Ce qui tient dans le Guillou c’est sa constance. L’art de vriller nos papilles. Papille fait de la résistance ! Nous eûmes le temps de soigner Peyo, l’attente fut en effet de mises pour passer de l’entrée au plat principal. Le rite a son chrono. Pépé son horloge… Du coup les crécelles furent de mises. Alleluïa s’écria Piou Piou qui rentra ses moutons. Le rôti en tranche haricot et patates. Le rouge au centre, la tendresse au milieu, le gris qui s’assombrit en couronne, la cuisson est parfaite. Nico en première est bien drivé par la famille Escassut. Le Père squatte la cuisine. Le bœuf haricot vert est sacré. A moins que cela soit la cuisine tout court. L’homme est vigilant. Le sacrifice de l’animal est fait pour combler le trou. L’art est de mise. La cuisine est épicée à souhait ail et persil en appui. La resserve pour les carnassiers et des patates pour ceux qui n’aiment pas l’ail.

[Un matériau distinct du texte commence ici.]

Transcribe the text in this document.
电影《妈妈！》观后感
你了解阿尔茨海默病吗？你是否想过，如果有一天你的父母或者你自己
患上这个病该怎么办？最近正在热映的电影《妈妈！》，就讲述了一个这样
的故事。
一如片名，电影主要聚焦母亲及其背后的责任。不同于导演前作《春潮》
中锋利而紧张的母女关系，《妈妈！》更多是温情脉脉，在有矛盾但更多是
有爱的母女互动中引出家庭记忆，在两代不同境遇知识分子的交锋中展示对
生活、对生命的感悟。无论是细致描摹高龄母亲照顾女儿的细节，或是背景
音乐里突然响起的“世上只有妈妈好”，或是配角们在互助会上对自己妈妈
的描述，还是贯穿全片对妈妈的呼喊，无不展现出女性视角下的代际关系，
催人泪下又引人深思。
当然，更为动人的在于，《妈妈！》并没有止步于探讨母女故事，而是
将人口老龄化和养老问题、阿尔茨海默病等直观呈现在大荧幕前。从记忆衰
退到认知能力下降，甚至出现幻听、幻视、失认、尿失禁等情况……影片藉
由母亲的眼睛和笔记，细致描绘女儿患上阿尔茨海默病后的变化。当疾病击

Le lancer fut audacieux. Il y eut peu de casse. Nicolas assure déjà. Son geste est vif, précis. Il essaime l'obole selon une logique dispersée ; il crée la surprise. Toujours dans le bon tempo.
Le fromage tenait en un bleu et un camembert. Le bleu relevait de la fourme d'Ambert. Manière comme une autre de rimer en ambert. Un hommage aux trois bardes en quelque sorte. Il ne restait plus qu'à accueillir le dessert. Des éclairs. Moitié chocolat, moitié café. Tous de les engouffrer. Pioupiou ne put s'empêcher de chantonner son Fabre d'Eglantine :
J'entends sur le feuillage
L'eau qui tombe à grand bruit;
Voici venir l'orage,
Voici l'éclair qui luit.
Et tous de reprendre : "Il pleut, il pleut bergère". C'est toujours mieux qu'une chanson monotone.
Le comptoir nous tendait les mains. La belote était fournie. Pas la main de Jeff qui subit la loi du Prez, dans l'ultime duel. Les mardis se suivent et se ressemblent.
Le Tarbais nous offrit le champagne. Il a quarante-cinq ans. Un gamin. Amélie appréciait. Croucrou itou. Il ne manquait que walid. Et JB. Et les autres.
Une nuit fraîche nous attendait. Nous eûmes une pensée pour Malko et Guigui et ce petit pincement au cœur qui dit ce qui nous lie. La vie est un peu garce.